En pratique, les arbitrages se confrontent parfois aux contradictions du consommateur - en quête de vertueux mais sensible à un emballage premium - ou se heurtent à la logique du business. Exemple avec les intercalaires entre les tranches de saumon : "C'est une innovation qui facilite grandement le service. Faut-il l'enlever ?" interroge Gaëlle Ouari. La direction a tranché : ils vont disparaître, c'est en cours. "Ce sont des tonnes de plastique en moins."

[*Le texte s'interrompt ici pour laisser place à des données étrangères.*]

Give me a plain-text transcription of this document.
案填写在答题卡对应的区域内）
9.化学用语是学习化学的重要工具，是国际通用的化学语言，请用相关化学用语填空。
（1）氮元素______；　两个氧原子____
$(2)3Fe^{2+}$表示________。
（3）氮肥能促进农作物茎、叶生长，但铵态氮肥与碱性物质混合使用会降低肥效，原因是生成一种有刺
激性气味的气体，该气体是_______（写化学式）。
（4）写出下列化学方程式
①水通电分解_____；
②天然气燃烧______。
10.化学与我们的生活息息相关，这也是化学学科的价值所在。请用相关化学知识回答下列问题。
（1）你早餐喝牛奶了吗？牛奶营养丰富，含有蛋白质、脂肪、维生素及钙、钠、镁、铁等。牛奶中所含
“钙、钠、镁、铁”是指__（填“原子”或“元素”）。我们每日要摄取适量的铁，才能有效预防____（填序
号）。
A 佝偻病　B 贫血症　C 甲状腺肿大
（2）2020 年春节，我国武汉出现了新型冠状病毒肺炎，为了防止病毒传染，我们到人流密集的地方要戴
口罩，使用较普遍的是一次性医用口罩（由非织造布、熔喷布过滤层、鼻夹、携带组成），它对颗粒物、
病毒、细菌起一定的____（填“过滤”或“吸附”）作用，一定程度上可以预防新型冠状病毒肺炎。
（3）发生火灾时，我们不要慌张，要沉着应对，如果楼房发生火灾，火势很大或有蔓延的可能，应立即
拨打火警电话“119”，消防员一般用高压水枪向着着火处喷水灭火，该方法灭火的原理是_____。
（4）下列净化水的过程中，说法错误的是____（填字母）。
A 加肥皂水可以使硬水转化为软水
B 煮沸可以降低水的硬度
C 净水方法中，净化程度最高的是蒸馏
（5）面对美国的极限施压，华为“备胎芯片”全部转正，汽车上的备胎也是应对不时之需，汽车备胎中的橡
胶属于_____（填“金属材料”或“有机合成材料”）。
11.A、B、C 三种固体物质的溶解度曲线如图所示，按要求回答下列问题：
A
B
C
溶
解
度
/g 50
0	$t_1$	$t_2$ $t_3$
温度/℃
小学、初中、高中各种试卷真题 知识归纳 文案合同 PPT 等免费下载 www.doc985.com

L'emballage carton en revanche restera, sans excès. "Si la RSE n'était pas au cœur de notre stratégie, on privilégierait le business, reconnaît Jacques Trottier. Un packaging plus large garantit une meilleure place dans les rayons." Une meilleure place alors que - encore un paradoxe - les distributeurs se montrent de plus en plus exigeants pour davantage de vertu. "Le rapport au packaging a déjà changé en Angleterre. Nous parions qu'à terme la RSE sera un levier pour le consommateur. C'est une opportunité pour nous d'être prêts avant les autres pour gagner des marchés."

En chiffres

1 milliard d'euros

Chiffre d'affaires 2023 du groupe, dont 53 % via le poisson, 22 % les crustacés, 15 % les apéritifs frais et 10 % les produits du terroir dont le canard. Labeyrie Fine Foods est détenu à 46 % par la coopérative basque Lur Berri, le fonds PAI Partners (46 %), et une centaine de cadres du groupe.

64 %

Pourcentage du chiffre d'affaires réalisé en France. L'export, majoritairement en Europe, est essentiellement à destination du Royaume-Uni.

50 %

Part de l'activité réalisée au global pour le compte de marques distributeurs. En France, la proportion est de un tiers, au Royaume-Uni quasiment de 100 %.

3 600

Nombre d'équivalents temps plein répartis sur 13 sites de production (deux au Royaume-Uni), dont environ 1 100 à Saint-Geours de Maremme (Landes), et 250 à Came (abattoir de canards dans les Pyrénées-Atlantiques).

3 000

Nombre de références produits, pour huit marques : Labeyrie, Blini, Atelier Blini, Delpierre, Père Olive, The Real Sea Food Company (au Royaume-Uni), et les marques pour restaurateurs Alain François et Inspire.